Gas Price, Weather Apps Are Reporting Your Driving Habits To Insurers So They Can Raise Your Rates

Photo: Amber DaSilva / Jalopnik, Screenshot: GasBuddy
Photo: Amber DaSilva / Jalopnik, Screenshot: GasBuddy

Do you ever feel like you’re being watched? Like no matter where you go, what you do, there’s a corporation tracking it to sell the data to someone else? Well, according to a New York Times report, you’re right: Even the apps on your phone are tracking the way you drive, just to sell it to your insurer.

Insurers have long wanted to track individual drivers to discern their habits, in hopes of finding reasons to raise rates. They’ve tried OBD dongles and their own smartphone apps, but now those companies are trying a new tactic: Buying data from the apps you actually want to have on your phone. From the New York Times:

The smartphone apps collecting driver data may not be obvious at first glance. One, Life360, is used by parents to keep track of their children.

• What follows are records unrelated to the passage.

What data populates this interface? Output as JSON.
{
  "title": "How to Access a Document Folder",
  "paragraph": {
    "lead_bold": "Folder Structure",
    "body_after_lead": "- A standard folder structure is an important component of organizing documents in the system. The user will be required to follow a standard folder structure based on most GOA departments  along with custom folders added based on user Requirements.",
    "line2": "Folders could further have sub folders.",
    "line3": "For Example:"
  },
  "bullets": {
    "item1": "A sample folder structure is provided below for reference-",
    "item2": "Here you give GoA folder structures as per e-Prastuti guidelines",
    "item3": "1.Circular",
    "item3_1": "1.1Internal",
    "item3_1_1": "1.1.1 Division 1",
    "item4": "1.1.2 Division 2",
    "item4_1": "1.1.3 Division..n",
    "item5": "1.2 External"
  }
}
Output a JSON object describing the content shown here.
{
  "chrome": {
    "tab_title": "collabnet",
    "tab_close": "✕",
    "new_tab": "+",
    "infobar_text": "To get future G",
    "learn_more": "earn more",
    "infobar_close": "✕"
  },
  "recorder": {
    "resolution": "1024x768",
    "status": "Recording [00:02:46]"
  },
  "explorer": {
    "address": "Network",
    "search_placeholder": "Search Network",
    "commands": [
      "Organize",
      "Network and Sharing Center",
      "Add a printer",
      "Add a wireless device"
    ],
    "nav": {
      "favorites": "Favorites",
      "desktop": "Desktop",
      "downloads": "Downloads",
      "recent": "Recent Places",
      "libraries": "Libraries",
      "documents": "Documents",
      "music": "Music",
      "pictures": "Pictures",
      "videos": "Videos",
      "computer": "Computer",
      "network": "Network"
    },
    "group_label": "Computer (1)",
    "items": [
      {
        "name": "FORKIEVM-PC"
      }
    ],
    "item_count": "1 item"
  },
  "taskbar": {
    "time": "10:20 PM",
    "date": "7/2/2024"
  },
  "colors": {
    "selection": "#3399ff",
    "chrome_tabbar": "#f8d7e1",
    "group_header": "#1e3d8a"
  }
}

MyRadar offers weather forecasts. GasBuddy helps people save on fuel costs.

All of these apps also have opt-in driving analysis features that rely on sensor and motion data from the phone. You can turn on these features to get notifications if a family member crashes or suggestions for a more fuel-efficient route to work. Those features, though, are provided by an analytics company, Arity, which was founded by Allstate in 2016 and pays for access to the data. What is not made clear when people sign up for the features is that Arity also analyzes how risky their driving is for insurance purposes.

On GasBuddy, for instance, users can turn on a feature that rates the fuel efficiency of their drives, a feature “powered by Arity.” Brandon Logsdon, a spokesman for the company, said users “agree to Arity’s privacy statement before they opt in to the Drives function.”


This isn’t anonymized, aggregate data. Arity, the data broker, is more than happy to supply insurers with individual scores for individual people — showing companies exactly how you drive.

Arity is an Allstate brand, so not all competitors use its data, but the data is being collected nonetheless. GasBuddy, Life360, and MyRadar are spying on you regardless of the insurance logo on your bill every month. Selling subscriptions to your app is good, but selling your customers as a product to a third party is apparently even better.

Your car may well already be tracking your driving to sell to insurers, but this new vector applies even to drivers without fancy modern data-insecure vehicles. All you need is to own a cell phone — which, of course, the insurers are already tracking in other ways. Privacy is overrated anyway, right?